There are too many people who go around with this two-dimensional idea and supposed 'moral' belief about people 'paying for sex.'

Nobody pays for sex.

People buy money WITH sex.
 
with sex.

There are too many people who go around with this two-dimensional idea and supposed 'moral' belief about people 'paying for sex.'

Nobody pays for sex.

People buy money WITH sex.

Uh...

1) your last two statements are completely equivalent. It's fee for service.

2) what's a 2 dimensional idea? Does it have depth and breadth but no width?

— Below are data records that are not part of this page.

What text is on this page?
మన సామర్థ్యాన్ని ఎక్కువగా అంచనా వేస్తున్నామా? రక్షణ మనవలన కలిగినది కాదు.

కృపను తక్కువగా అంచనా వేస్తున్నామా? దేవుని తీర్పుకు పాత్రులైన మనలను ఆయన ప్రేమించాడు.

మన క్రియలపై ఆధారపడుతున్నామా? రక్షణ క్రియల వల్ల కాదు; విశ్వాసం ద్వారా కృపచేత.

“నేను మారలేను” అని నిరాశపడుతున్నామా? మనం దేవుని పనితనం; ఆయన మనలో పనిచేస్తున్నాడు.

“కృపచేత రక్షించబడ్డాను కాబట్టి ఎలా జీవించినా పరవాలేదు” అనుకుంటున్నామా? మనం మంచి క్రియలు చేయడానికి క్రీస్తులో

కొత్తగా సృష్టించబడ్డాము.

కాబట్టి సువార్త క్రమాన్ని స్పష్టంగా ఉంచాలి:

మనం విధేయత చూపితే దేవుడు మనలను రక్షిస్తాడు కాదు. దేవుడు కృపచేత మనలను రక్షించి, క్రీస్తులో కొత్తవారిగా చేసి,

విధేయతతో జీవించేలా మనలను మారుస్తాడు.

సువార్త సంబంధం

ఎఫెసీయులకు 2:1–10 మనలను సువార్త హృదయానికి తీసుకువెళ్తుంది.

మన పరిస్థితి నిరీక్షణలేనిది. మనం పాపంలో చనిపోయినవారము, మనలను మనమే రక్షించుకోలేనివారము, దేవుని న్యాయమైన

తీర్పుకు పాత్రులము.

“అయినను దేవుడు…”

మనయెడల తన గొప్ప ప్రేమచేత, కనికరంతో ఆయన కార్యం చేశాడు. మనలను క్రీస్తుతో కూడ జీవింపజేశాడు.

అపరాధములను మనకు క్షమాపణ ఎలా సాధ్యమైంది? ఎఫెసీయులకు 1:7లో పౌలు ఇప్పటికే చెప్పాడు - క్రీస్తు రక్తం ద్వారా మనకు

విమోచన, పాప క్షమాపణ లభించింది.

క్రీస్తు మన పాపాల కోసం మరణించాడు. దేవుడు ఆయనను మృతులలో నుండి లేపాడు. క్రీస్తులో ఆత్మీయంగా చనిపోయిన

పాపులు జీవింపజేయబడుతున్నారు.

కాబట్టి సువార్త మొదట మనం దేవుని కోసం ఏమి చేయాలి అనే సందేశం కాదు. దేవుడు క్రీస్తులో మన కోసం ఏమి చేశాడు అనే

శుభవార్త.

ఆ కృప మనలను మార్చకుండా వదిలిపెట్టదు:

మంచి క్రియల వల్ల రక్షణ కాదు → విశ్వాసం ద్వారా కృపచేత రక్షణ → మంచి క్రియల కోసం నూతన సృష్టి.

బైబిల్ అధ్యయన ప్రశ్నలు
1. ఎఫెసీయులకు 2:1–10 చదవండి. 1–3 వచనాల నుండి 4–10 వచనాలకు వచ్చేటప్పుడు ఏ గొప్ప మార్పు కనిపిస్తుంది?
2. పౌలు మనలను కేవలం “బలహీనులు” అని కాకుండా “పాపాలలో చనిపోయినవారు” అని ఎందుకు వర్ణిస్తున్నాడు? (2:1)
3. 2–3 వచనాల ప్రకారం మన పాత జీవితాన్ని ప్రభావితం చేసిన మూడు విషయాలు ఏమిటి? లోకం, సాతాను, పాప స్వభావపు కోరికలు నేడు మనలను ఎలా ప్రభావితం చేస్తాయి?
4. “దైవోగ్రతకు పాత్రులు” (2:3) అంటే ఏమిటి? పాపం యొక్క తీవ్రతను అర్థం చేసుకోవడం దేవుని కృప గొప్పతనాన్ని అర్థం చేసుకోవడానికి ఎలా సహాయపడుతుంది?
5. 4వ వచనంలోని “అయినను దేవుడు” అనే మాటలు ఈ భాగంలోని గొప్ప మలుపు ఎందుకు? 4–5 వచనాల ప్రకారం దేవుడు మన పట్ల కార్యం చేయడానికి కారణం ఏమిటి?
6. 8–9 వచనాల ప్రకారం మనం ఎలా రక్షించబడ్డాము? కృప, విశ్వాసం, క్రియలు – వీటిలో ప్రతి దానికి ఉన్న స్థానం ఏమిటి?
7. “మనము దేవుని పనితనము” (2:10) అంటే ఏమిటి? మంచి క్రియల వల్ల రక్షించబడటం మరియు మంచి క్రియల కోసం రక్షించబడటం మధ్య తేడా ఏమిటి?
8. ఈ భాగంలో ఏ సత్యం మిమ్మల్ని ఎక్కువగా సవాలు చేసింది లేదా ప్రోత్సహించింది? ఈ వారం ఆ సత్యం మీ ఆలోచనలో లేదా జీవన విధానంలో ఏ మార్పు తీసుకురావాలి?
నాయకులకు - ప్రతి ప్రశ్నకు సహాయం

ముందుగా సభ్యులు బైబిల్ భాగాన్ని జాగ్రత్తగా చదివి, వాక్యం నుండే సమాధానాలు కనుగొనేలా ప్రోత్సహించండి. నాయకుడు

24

3) Virtually every culture has come up with the idea that paying for sex is a bad idea. Generally it's not a great deal for the women, it's a disease vector, and it's thought to weaken other relationships. I'm always amused when someone suddenly announces that a common belief across a number of cultures and a few thousand years of history is "wrong". It can happen but it's not the way to bet.

4) why on earth is this in the Author's Hangout? It sounds sociopolitical. Take it to the general board.
 
Actually, everyone pays for sex one way or another.
 
It's not actually trading sex for money that is frowned upon. It is trading ANYTHING for sex that is.:cattail:

I do not support the ban on sexual services, BTW. I think everyone would have been more happy if prostitution was legal and brothels were regulated. Both the clients and the workers are more protected that way.:cattail:
 
You don't pay the hooker for sex. You pay her to GO AWAY afterwards.
 
I can get behind what I think you're trying to say here, but this is a pretty confusing way to say it :/
 
with sex.

There are too many people who go around with this two-dimensional idea and supposed 'moral' belief about people 'paying for sex.'

Nobody pays for sex.

People buy money WITH sex.

The prostitute (sorry - "sex worker") might acquire money with sex, but her [?] client won't.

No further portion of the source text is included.